The idea of Translucent seeks to reverse the process by utilizing fast-paced effects to reintroduce slow life, such as technology that reintroduces slow entertainment, useful spaces with slow art, portraying the life work of a barista within a cafe inside the building that helps people understand about coffee or a cafe and its local subculture. Imagine a screen within a pocket of an urban garden that is portraying neither advertisement but the life within the building, of a barista, making a coffee, a chef preparing a meal, a real-time film in repetition for the passerby to halt by the roadside.


Andy Warhol, Eat (1964). An interpretation of people observing as  subject of the everyday life and interest. 


Andy Warhol, Empire (1964). An interpretation of time is precious. Has our environment become an uninterested subject to us? Aren't the everyday lives that surround us the surrounding phenomena that we should be paying attention to?


 




Pudu Now. History Revisit and Its Important Interpretation.

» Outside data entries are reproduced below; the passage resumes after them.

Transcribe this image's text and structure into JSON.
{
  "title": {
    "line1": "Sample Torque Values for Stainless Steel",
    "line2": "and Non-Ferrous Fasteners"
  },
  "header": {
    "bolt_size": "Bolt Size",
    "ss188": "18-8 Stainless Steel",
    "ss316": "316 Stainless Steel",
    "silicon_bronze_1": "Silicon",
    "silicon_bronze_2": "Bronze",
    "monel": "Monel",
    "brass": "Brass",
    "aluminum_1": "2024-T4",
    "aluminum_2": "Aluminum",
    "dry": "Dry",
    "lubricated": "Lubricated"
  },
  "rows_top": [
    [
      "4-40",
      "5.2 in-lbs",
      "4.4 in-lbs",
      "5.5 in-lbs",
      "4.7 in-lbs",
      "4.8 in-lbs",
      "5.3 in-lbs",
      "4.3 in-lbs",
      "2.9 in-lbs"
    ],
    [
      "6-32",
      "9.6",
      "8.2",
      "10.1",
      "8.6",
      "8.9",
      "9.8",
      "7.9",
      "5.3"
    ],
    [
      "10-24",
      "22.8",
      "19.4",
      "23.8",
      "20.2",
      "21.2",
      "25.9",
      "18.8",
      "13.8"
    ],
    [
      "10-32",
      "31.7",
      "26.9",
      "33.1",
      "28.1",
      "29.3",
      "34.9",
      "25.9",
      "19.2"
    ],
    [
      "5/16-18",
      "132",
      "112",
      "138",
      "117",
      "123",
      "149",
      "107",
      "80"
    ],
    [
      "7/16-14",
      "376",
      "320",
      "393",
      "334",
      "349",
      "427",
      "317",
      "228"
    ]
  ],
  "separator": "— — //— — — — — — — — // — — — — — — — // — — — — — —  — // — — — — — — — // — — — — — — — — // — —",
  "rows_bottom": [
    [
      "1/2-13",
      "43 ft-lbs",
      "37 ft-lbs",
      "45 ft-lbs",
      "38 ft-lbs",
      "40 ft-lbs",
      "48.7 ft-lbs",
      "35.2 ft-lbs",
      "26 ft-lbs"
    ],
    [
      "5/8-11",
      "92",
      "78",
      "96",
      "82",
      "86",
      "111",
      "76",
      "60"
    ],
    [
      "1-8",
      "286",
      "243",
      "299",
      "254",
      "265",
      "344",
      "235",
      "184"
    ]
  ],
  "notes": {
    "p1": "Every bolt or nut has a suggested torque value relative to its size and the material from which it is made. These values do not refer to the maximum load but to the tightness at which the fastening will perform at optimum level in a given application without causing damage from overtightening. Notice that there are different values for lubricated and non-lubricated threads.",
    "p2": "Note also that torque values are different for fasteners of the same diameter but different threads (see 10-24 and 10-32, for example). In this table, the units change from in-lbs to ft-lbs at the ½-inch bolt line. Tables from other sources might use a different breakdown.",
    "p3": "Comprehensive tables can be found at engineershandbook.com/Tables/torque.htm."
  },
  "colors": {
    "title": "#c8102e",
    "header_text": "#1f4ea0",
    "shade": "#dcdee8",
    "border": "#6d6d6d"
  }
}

Access to the compound of the Pudu old area has a sense of arrival similar to visiting Melaka and Penang old towns due to the significant portrayal of the old shops' architectural facade and their food and beverage program, especially during the night time. They present the commonality of having old buildings but differ in the distinctiveness of their own local cultural ambiances. The visual of buildings, the interaction with the local people and foreigners seen on the street, who occupy the building, and the local food by the street and in the restaurant define the uniqueness of the place. 

Intense 'Disneyfication' or alienating programs such as the mimicry of foreign country style and unreasonable import of a particular style or culture from another part of the world on a large scale has not been found at the place yet since the Lalaport shopping mall. 

Street networks within the town with only a few district-cutting highways allows an internal connection and pedestrianization between various program of the same type, eateries, market, and shop for goods, and some businesses that still exist today since the first migration of the settlement from Petaling Streets happened. 



Lost and Found. What is lost, and what is found? What should be found?

What is lost at the place? The Chinese influence, the mandarin orchestra, and especially the Pudu Jail being the significant, recognizable heritage that marks the loss of historical, sentimental,  and cultural value of the place, replaced with a new program without much local cultural content and value than capital gain - Lalaport.

The idiosyncratic subject of the place that makes it distinctively celebrate able, other than the flavors from various existing eateries throughout the days and nights, is the long-lost historical heritage in the way how people communicate in groups and collectives.

The mandarin orchestra is viewed as a way for people to get together to get social, and political information and interaction, it allows communication of details such as messages, moral values, stories, and poetry to happen during the war, post-war, is also a form of slow entertainment communicated by the symbolic meaning of color, the interaction between character and most of the time, non-specific character but the interaction of different personalities. Can building spaces allow interaction of different 'personalities'?  

Can the great value of slow art adapt to the fast pace technology in the fast-paced society?